Gitonial baissa les yeux en disant :

- Vous êtes vraiment ce missionnaire que j’attendais. Un rêve m’a fait voir Poséidon en colère, vous savez! Il soufflait l’eau de la mer sur Mu pour l’anéantir. J’ai cherché à comprendre le sens de ce rêve, mais en vain. Vous me dites à présent que Poséidon veut nous voir quitter son île et je pense que ce rêve n’a fait que me préparer à écouter celui qui parlera au nom de Poséidon. Pourtant, puis-je éclaircir auparavant cette histoire d’alcool? Vous avez rencontré Alba et il vous a fait boire seulement du vin ordinaire?

- Ah non ! Pas du tout, s’empressa de répondre Paichel en se léchant les lèvres. Ses petits vins étaient tout à fait exquis.

- Je pense que j’ai mal formulé ma question. Avez-vous goûté à un élixir au goût de citron, par exemple?

- Sûrement pas! J’ai essayé toutes sortes de vins délicieux mais rien qui pouvait goûter le citron. Puis-je vous faire remarquer que je trouve vos questions très étranges, Gitonial. Vous semblez me soupçonner de quelque chose.

- Oh non! Oh non, pas du tout Paichel; ne croyez pas cela. C’est simplement que je cherche à comprendre pourquoi Alba vous a offert ses meilleurs vins. Cet homme ne fait rien par hasard. Vous êtes sensé être un étranger à ses yeux mais il vous offre ses meilleurs vins en vous laissant croire que c’est parce qu’il est fier de ses bouteilles? Je connais trop ce seigneur pour croire en sa générosité. Il veut se servir de vous; à votre place je demeurerais très vigilant à l’avenir. Maintenant, voici pourquoi j’ai justement parlé de l’âge d’Alba. Je ne sais pas si les prêtresses vous ont dit qu’il détient le secret de la longévité de la vie?

- L’élixir de vie? Non, je n’ai pas été mis au courant de ce fait.
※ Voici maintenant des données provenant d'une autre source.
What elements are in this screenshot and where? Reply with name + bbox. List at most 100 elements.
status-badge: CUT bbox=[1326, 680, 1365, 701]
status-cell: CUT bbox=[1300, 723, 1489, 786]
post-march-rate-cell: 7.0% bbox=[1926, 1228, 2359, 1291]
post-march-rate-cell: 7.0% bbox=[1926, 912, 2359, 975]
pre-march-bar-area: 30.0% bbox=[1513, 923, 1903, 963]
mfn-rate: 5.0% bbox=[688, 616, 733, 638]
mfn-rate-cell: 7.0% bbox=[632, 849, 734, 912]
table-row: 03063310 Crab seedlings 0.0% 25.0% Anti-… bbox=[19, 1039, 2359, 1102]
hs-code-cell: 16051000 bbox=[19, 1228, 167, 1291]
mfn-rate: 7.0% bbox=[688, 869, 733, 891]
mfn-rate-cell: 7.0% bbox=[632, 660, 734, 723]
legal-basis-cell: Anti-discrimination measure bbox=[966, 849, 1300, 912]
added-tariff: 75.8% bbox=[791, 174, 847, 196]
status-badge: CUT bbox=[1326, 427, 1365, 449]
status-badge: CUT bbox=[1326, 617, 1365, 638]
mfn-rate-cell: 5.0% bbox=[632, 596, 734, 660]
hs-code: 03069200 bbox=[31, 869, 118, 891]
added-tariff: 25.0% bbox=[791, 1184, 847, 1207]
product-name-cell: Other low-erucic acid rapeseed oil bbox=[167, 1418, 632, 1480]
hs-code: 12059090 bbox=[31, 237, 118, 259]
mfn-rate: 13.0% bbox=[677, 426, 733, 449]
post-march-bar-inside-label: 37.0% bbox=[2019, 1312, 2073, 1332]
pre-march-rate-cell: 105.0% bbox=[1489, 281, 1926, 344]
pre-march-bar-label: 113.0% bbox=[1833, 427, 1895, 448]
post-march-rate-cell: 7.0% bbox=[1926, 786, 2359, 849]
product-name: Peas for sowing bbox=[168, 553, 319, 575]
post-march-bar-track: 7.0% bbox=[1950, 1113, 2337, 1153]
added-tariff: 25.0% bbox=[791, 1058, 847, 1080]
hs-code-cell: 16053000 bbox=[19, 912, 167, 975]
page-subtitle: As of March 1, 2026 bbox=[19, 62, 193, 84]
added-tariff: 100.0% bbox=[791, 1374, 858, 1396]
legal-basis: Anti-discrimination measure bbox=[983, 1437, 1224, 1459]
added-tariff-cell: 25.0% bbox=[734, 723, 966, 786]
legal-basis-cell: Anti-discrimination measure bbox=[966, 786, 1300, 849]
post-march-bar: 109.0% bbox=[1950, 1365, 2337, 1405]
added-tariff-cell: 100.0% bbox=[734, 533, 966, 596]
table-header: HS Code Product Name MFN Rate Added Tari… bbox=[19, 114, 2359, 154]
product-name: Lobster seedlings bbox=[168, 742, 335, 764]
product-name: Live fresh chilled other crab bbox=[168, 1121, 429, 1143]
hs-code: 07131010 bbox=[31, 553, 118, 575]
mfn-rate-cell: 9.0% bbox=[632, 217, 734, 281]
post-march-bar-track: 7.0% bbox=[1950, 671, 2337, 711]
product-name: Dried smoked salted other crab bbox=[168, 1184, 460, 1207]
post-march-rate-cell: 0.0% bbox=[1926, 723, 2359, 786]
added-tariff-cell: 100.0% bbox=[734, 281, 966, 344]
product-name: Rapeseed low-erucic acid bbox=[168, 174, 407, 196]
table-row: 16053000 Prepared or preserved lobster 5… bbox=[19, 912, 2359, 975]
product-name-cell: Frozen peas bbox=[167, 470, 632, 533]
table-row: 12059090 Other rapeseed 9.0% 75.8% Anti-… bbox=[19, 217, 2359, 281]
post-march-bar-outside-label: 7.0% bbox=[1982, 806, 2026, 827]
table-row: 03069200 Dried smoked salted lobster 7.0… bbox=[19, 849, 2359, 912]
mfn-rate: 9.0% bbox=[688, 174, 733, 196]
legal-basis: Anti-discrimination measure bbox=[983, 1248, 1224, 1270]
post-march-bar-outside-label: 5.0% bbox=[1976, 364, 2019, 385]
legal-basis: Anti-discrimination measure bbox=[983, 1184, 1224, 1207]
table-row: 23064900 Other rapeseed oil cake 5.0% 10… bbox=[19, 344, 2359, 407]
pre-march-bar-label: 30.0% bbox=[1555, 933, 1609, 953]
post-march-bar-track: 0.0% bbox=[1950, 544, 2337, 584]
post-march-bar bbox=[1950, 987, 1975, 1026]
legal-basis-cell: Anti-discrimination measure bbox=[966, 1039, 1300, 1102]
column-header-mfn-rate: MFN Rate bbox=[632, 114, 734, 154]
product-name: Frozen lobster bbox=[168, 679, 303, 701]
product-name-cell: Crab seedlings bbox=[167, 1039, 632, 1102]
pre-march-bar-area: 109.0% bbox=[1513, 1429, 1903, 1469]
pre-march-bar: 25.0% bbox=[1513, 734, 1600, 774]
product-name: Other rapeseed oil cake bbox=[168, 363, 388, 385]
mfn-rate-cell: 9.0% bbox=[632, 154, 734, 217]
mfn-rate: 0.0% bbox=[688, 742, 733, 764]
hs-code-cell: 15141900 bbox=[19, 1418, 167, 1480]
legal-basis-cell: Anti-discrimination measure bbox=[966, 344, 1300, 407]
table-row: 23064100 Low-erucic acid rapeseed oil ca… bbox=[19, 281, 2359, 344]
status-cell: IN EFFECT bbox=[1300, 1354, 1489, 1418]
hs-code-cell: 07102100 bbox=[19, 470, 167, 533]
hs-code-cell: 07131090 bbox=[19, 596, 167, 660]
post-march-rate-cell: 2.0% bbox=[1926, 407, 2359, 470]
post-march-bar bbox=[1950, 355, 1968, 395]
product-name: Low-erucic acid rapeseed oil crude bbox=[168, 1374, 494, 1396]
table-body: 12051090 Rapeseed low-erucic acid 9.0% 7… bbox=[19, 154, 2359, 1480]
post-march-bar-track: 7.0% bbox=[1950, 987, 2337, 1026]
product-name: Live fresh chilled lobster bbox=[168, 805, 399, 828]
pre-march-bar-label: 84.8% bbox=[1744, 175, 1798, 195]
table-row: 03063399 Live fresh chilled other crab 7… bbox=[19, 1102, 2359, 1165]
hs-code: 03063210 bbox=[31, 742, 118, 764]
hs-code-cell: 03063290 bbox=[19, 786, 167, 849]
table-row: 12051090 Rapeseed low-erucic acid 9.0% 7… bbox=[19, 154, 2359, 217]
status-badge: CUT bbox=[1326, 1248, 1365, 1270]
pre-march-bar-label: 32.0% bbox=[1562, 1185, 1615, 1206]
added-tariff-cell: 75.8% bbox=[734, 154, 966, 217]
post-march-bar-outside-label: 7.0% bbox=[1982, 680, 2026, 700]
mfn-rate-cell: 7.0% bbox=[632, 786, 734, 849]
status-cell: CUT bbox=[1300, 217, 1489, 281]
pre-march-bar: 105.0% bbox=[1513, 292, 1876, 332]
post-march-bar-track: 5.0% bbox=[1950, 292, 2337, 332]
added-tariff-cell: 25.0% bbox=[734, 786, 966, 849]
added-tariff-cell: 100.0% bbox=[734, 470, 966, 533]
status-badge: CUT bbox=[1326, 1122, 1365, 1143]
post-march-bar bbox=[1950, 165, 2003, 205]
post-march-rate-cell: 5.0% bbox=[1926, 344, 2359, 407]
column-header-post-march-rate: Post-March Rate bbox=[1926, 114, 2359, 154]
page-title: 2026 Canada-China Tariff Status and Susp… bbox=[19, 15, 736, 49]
- Je vais donc devoir vous révéler plusieurs choses sur cet homme qui détient cet élixir qui ne procure pas cette éternelle jeunesse mais plutôt une longue vieillesse. Certains Atlantes seraient sans doute disposés à sacrifier leur loyauté envers la colonie de Pya, si Alba leur offrait ce vin au goût de citron. Cet homme est patient et très discret depuis plusieurs années car, il sait parfaitement que les nouvelles générations atlantes finiront par s’intéresser à son âge. Il est le seul survivant des premiers pionniers de la colonie. Vous dites qu’il est malade? De quelle maladie peut bien souffrir un homme qui ne voit jamais de guérisseurs, qui cueille ses raisins sauvages et qui fait son vin sans l’aide de personne? Je pense qu’il a tous les symptômes d’un vieillard aux réflexes ralentis. À part cela, dites-moi de quoi souffre celui qui a vécu des milliers d’années sur Arkara et bientôt cent cinquante ans sur terre? Vous comprenez mieux mon inquiétude au sujet de cet élixir qui risque de nous créer de nouveaux problèmes avec Alba?

- Oui Gitonial répondit le missionnaire en opinant de la tête. Vous réalisez que cet homme n’a nul besoin de se battre contre les autorités atlantes pour regagner sa popularité et son prestige. Il deviendra un jour ou l’autre le symbole de celui qui défie la mort.